I suppose parents fear for the future of a child who couldn't look after themselves or make a living for themselves?

Would the parent who would terminate a ds pregnancy do the same with - just as an example - an otherwise normal baby with a physical problem such as a limb deformity? I guess everyone is different.

With my first pregnancy I had no diagnostic tests and accepted that I'd love whatever baby I had whether 'perfect' or not. When I was pg for the 2nd time I did have tests because I didn't want ds1 to go through life in a family with restrictions placed upon it by caring for a chid with abnormalities. Having said that, of course children can be damaged at birth and we would have loved any child equally.

FanjOeuForTheMammaries Sun 10-Apr-11 21:25:20

Just remember, would you all like a thread listing reasons why people didnt want a child like yours? Nice..

computermouse Sun 10-Apr-11 21:25:20

Message withdrawn at poster's request.

Thing is - if you are worried about leaving your children with a sibling to care for then nobody should have more than one child because cerebal palsy at birth can and does happen to anyone.
The presence of people with Down Syndrome in our soiety is being removed by the testing programme. I know of two children born with it - their parents did not have tests. As the number dwindles then people will become more and more afraid of the syndrome. At the same time though the treatments for the particular problems the syndrome carries such as heart defects are improving. Ironic that - science could keep those people alive for much longer but is also used to identify and remove them.
I have three children. All NT at the moment and of course I hope they stay that way. Nothing is guaranteed though and if you want to be a parent you have to take that risk.

StealthyKissBeartrayal Sun 10-Apr-11 21:28:09

"The presence of people with Down Syndrome in our soiety is being removed by the testing programme."
That's quite an unpleasant thought

naturalbaby Sun 10-Apr-11 21:30:57

I worked with disabled children before I got pregnant so to be offered a test for DS seemed a bit pointless when I was well aware that there are so many other disorders, illnesses and conditions which babies can be born with or even develop during childbirth. At the time DS was the least of my worries seing the severe disabilities other children had which were more life limiting. A lot of them only developed post birth so even now I know that just because all my children are healthy it doesn't mean they will always be. sad

SanctiMoanyArse Sun 10-Apr-11 21:31:33

I think a lot of it is due to exposure.

I knew people with Sn as a child, a close mate was blind and had what I am fairly sure were asd behaviours (brother of a mate, in that all-estate-kids together kind of way mate- a good, close way). We lost a cousin to leukemia, by 16 I was helping in an SNU so whilst it was a shcok to be told ds3 was high risk for DS it didn't take me into any scary unknown: i've seen people with ds achieve and i've been lucky to 1-1 a great bloke who needed 24/7 care but certainly added to other's lives and enjoyed his own.
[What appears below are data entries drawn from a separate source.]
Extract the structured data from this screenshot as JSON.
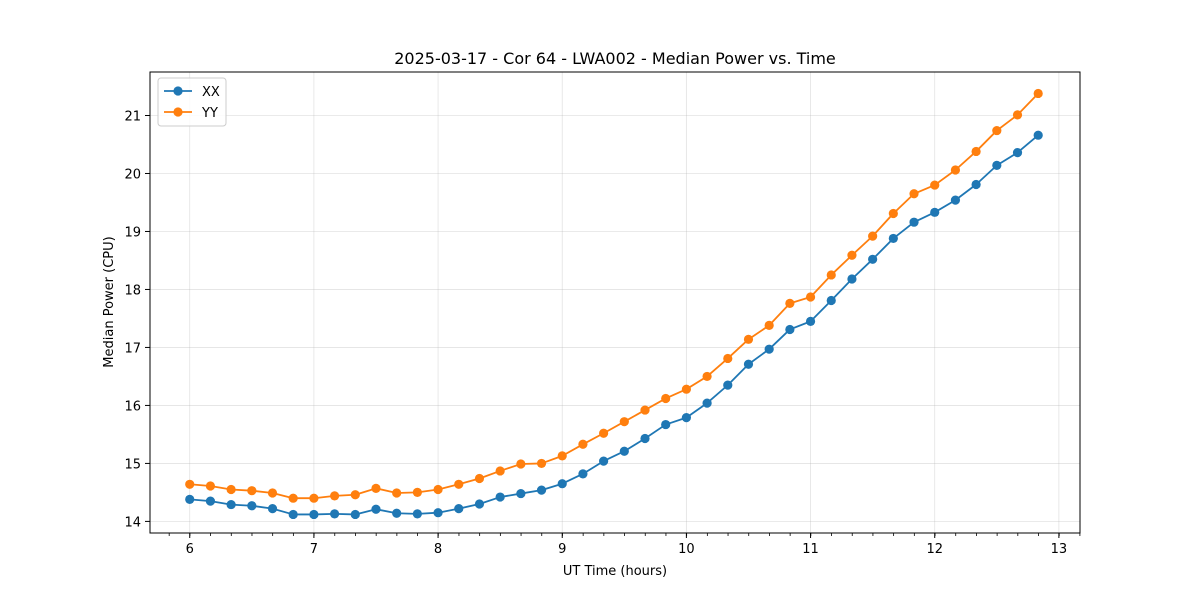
{
  "chart_data": {
    "type": "line",
    "title": "2025-03-17 - Cor 64 - LWA002 - Median Power vs. Time",
    "xlabel": "UT Time (hours)",
    "ylabel": "Median Power (CPU)",
    "xlim": [
      5.68,
      13.17
    ],
    "ylim": [
      13.8,
      21.75
    ],
    "xticks": [
      6,
      7,
      8,
      9,
      10,
      11,
      12,
      13
    ],
    "yticks": [
      14,
      15,
      16,
      17,
      18,
      19,
      20,
      21
    ],
    "x_minor_step": 0.1667,
    "grid": true,
    "legend_position": "upper-left",
    "x": [
      6.0,
      6.1667,
      6.3333,
      6.5,
      6.6667,
      6.8333,
      7.0,
      7.1667,
      7.3333,
      7.5,
      7.6667,
      7.8333,
      8.0,
      8.1667,
      8.3333,
      8.5,
      8.6667,
      8.8333,
      9.0,
      9.1667,
      9.3333,
      9.5,
      9.6667,
      9.8333,
      10.0,
      10.1667,
      10.3333,
      10.5,
      10.6667,
      10.8333,
      11.0,
      11.1667,
      11.3333,
      11.5,
      11.6667,
      11.8333,
      12.0,
      12.1667,
      12.3333,
      12.5,
      12.6667,
      12.8333
    ],
    "series": [
      {
        "name": "XX",
        "color": "#1f77b4",
        "values": [
          14.38,
          14.35,
          14.29,
          14.27,
          14.22,
          14.12,
          14.12,
          14.13,
          14.12,
          14.21,
          14.14,
          14.13,
          14.15,
          14.22,
          14.3,
          14.42,
          14.48,
          14.54,
          14.65,
          14.82,
          15.04,
          15.21,
          15.43,
          15.67,
          15.79,
          16.04,
          16.35,
          16.71,
          16.97,
          17.31,
          17.45,
          17.81,
          18.18,
          18.52,
          18.88,
          19.16,
          19.33,
          19.54,
          19.81,
          20.14,
          20.36,
          20.66
        ]
      },
      {
        "name": "YY",
        "color": "#ff7f0e",
        "values": [
          14.64,
          14.61,
          14.55,
          14.53,
          14.49,
          14.4,
          14.4,
          14.44,
          14.46,
          14.57,
          14.49,
          14.5,
          14.55,
          14.64,
          14.74,
          14.87,
          14.99,
          15.0,
          15.13,
          15.33,
          15.52,
          15.72,
          15.92,
          16.12,
          16.28,
          16.5,
          16.81,
          17.14,
          17.38,
          17.76,
          17.87,
          18.25,
          18.59,
          18.92,
          19.31,
          19.65,
          19.8,
          20.06,
          20.38,
          20.74,
          21.01,
          21.38
        ]
      }
    ]
  }
}
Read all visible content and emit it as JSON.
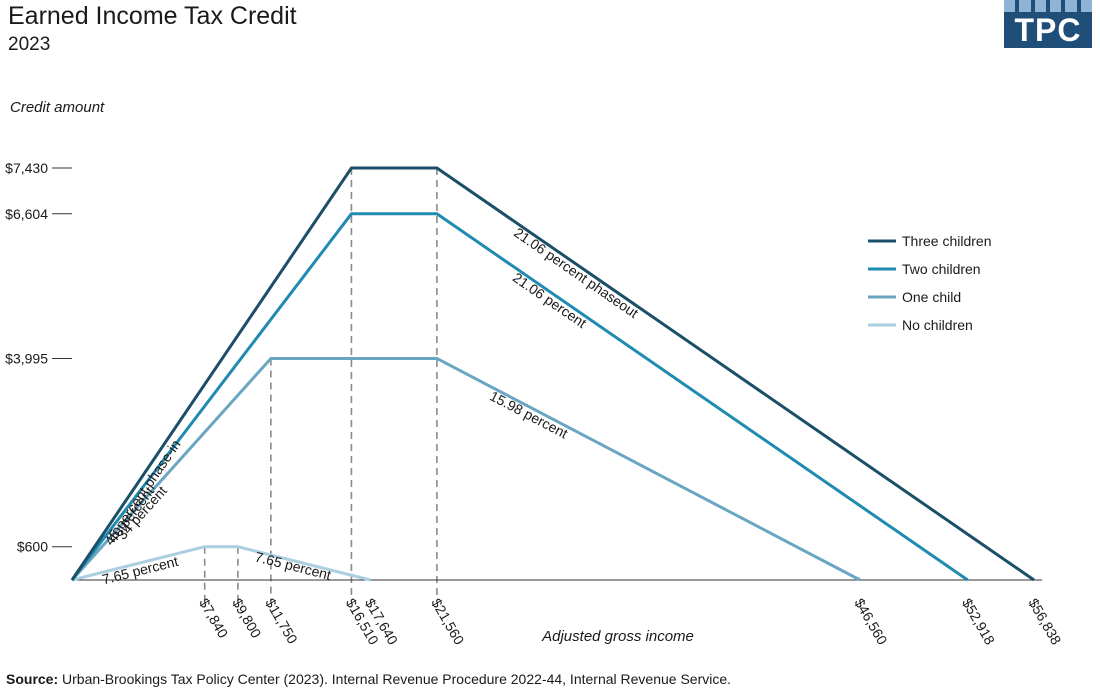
{
  "header": {
    "title": "Earned Income Tax Credit",
    "subtitle": "2023",
    "logo_text": "TPC"
  },
  "colors": {
    "three": "#1b4f68",
    "two": "#1f8bb0",
    "one": "#6aa6c2",
    "none": "#a9cfe0",
    "guide": "#8a8a8a",
    "axis": "#333333",
    "logo": "#1f4e79"
  },
  "chart_data": {
    "type": "line",
    "title": "Earned Income Tax Credit",
    "subtitle": "2023",
    "xlabel": "Adjusted gross income",
    "ylabel": "Credit amount",
    "xlim": [
      0,
      57000
    ],
    "ylim": [
      0,
      7430
    ],
    "y_ticks": [
      {
        "value": 600,
        "label": "$600"
      },
      {
        "value": 3995,
        "label": "$3,995"
      },
      {
        "value": 6604,
        "label": "$6,604"
      },
      {
        "value": 7430,
        "label": "$7,430"
      }
    ],
    "x_ticks": [
      {
        "value": 7840,
        "label": "$7,840"
      },
      {
        "value": 9800,
        "label": "$9,800"
      },
      {
        "value": 11750,
        "label": "$11,750"
      },
      {
        "value": 16510,
        "label": "$16,510"
      },
      {
        "value": 17640,
        "label": "$17,640"
      },
      {
        "value": 21560,
        "label": "$21,560"
      },
      {
        "value": 46560,
        "label": "$46,560"
      },
      {
        "value": 52918,
        "label": "$52,918"
      },
      {
        "value": 56838,
        "label": "$56,838"
      }
    ],
    "guides": [
      {
        "x": 7840,
        "y": 600
      },
      {
        "x": 9800,
        "y": 600
      },
      {
        "x": 11750,
        "y": 3995
      },
      {
        "x": 16510,
        "y": 7430
      },
      {
        "x": 21560,
        "y": 7430
      }
    ],
    "series": [
      {
        "key": "three",
        "name": "Three children",
        "points": [
          [
            0,
            0
          ],
          [
            16510,
            7430
          ],
          [
            21560,
            7430
          ],
          [
            56838,
            0
          ]
        ]
      },
      {
        "key": "two",
        "name": "Two children",
        "points": [
          [
            0,
            0
          ],
          [
            16510,
            6604
          ],
          [
            21560,
            6604
          ],
          [
            52918,
            0
          ]
        ]
      },
      {
        "key": "one",
        "name": "One child",
        "points": [
          [
            0,
            0
          ],
          [
            11750,
            3995
          ],
          [
            21560,
            3995
          ],
          [
            46560,
            0
          ]
        ]
      },
      {
        "key": "none",
        "name": "No children",
        "points": [
          [
            0,
            0
          ],
          [
            7840,
            600
          ],
          [
            9800,
            600
          ],
          [
            17640,
            0
          ]
        ]
      }
    ],
    "annotations": [
      {
        "text": "45 percent phase-in",
        "series": "three",
        "seg": 0
      },
      {
        "text": "40 percent",
        "series": "two",
        "seg": 0
      },
      {
        "text": "34 percent",
        "series": "one",
        "seg": 0
      },
      {
        "text": "7.65 percent",
        "series": "none",
        "seg": 0
      },
      {
        "text": "7.65 percent",
        "series": "none",
        "seg": 2
      },
      {
        "text": "21.06 percent phaseout",
        "series": "three",
        "seg": 2
      },
      {
        "text": "21.06 percent",
        "series": "two",
        "seg": 2
      },
      {
        "text": "15.98 percent",
        "series": "one",
        "seg": 2
      }
    ],
    "legend_position": "right"
  },
  "footer": {
    "source_label": "Source:",
    "source_text": "Urban-Brookings Tax Policy Center (2023). Internal Revenue Procedure 2022-44, Internal Revenue Service."
  }
}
DS3 didn;t ahve DS but he has a non testable SN and I am fairly sure that I managed to do the whole SNU / dx thing far more coherently than DH because of my own life; DH OTOH was raised that people with Sn should be hidden away. he struggled a lot.

Now I am not saying that everyone should have a baby with an SN; it ahs to be individual even if I wouldn't make the choice- but I do think if people were exposed to more variance in life a lot of things, not just Sn, would be a lot easier to handle.

Of all the reasons the only one that strikes much resonance with me (as opposed to sympathy) is the one about affecting siblings. I cannot honestly say ds2 hasn;t been affected by his 3 sn siblings (maybe 3, we will see after assessment about ds4) although I hope as an adult he will still be glad of his brothers.